Soy duro de oído, me cuesta mucho trabajo seguir conversaciones ajenas, al recoger palabras y no frases enteras me entero poco o nada de lo que se comenta, así que evito pegar la oreja, se notaría demasiado. Ayer hice un esfuerzo ya que la ocasión lo merecía.
Estaba en el pasillo de la consulta de fisioterapia esperando mi turno e impaciente por llevar casi una hora de retraso cuando una mujer de pasados cincuenta años se sentó a mi lado, venía caminado apoyada en una muleta y agarrando con el otro brazo a un simpático y atento celador, sonreía todavía por las ocurrencias de su acompañante mientras le comentaba con evidente dificultad en el habla a su vecino de asiento -el del otro lado- lo bien que se portaban con ella en el hospital.
Viuda desde muy joven -creo que dijo a los treinta y seis-, cinco hijos, el más pequeño veintiuno, con una pensión de cuatrocientos cincuenta euros -lo decía sin rastro de victimismo- y a día de hoy con una parálisis muy acusada por motivo de una lesión cerebral.
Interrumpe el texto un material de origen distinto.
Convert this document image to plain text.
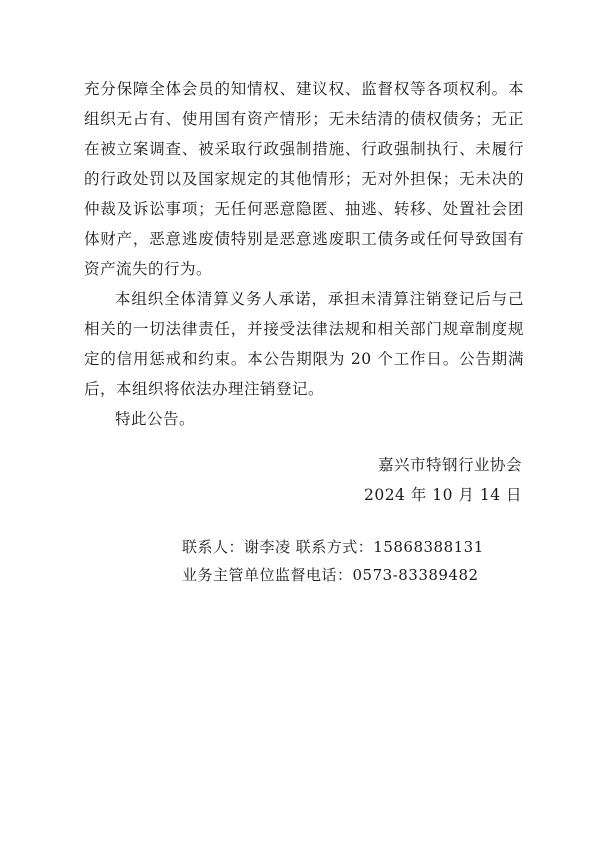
充分保障全体会员的知情权、建议权、监督权等各项权利。本组织无占有、使用国有资产情形；无未结清的债权债务；无正在被立案调查、被采取行政强制措施、行政强制执行、未履行的行政处罚以及国家规定的其他情形；无对外担保；无未决的仲裁及诉讼事项；无任何恶意隐匿、抽逃、转移、处置社会团体财产，恶意逃废债特别是恶意逃废职工债务或任何导致国有资产流失的行为。

本组织全体清算义务人承诺，承担未清算注销登记后与己相关的一切法律责任，并接受法律法规和相关部门规章制度规定的信用惩戒和约束。本公告期限为 20 个工作日。公告期满后，本组织将依法办理注销登记。

特此公告。

嘉兴市特钢行业协会
2024 年 10 月 14 日
联系人：谢李凌 联系方式：15868388131
业务主管单位监督电话：0573-83389482
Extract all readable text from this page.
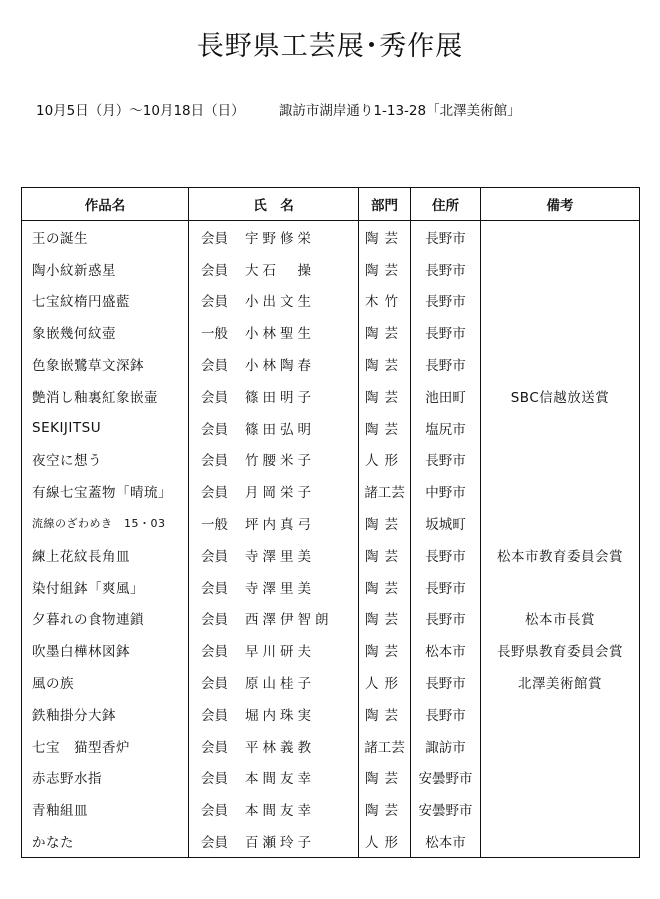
長野県工芸展･秀作展
10月5日（月）～10月18日（日）	諏訪市湖岸通り1-13-28「北澤美術館」
作品名	氏　名	部門	住所	備考
王の誕生	会員 宇野修栄	陶芸	長野市	
陶小紋新惑星	会員 大石　操	陶芸	長野市	
七宝紋楕円盛藍	会員 小出文生	木竹	長野市	
象嵌幾何紋壺	一般 小林聖生	陶芸	長野市	
色象嵌鷺草文深鉢	会員 小林陶春	陶芸	長野市	
艶消し釉裏紅象嵌壷	会員 篠田明子	陶芸	池田町	SBC信越放送賞
SEKIJITSU	会員 篠田弘明	陶芸	塩尻市	
夜空に想う	会員 竹腰米子	人形	長野市	
有線七宝蓋物「晴琉」	会員 月岡栄子	諸工芸	中野市	
流線のざわめき　15・03	一般 坪内真弓	陶芸	坂城町	
練上花紋長角皿	会員 寺澤里美	陶芸	長野市	松本市教育委員会賞
染付組鉢「爽風」	会員 寺澤里美	陶芸	長野市	
夕暮れの食物連鎖	会員 西澤伊智朗	陶芸	長野市	松本市長賞
吹墨白樺林図鉢	会員 早川研夫	陶芸	松本市	長野県教育委員会賞
風の族	会員 原山桂子	人形	長野市	北澤美術館賞
鉄釉掛分大鉢	会員 堀内珠実	陶芸	長野市	
七宝　猫型香炉	会員 平林義教	諸工芸	諏訪市	
赤志野水指	会員 本間友幸	陶芸	安曇野市	
青釉組皿	会員 本間友幸	陶芸	安曇野市	
かなた	会員 百瀬玲子	人形	松本市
Tenía suerte decía, todos sus niños trabajaban, los mayores habían estudiado Magisterio -vaya crack del gobierno la mujer- y ejercían de docentes, las medianas militares; el menor estudiaba y trabajaba a tiempo parcial en una productora. Seguía sonriendo, esperaba que dieran las doce, hora de su sesión diaria de rehabilitación; y mientras charlaba animadamente con su compañero de fisio, a unos quince metros de ella en el umbral de la consulta, una afónica enfermera se esforzaba por repetir el nombre de algún despistado paciente... ...ah, sí, soy yo, perdone.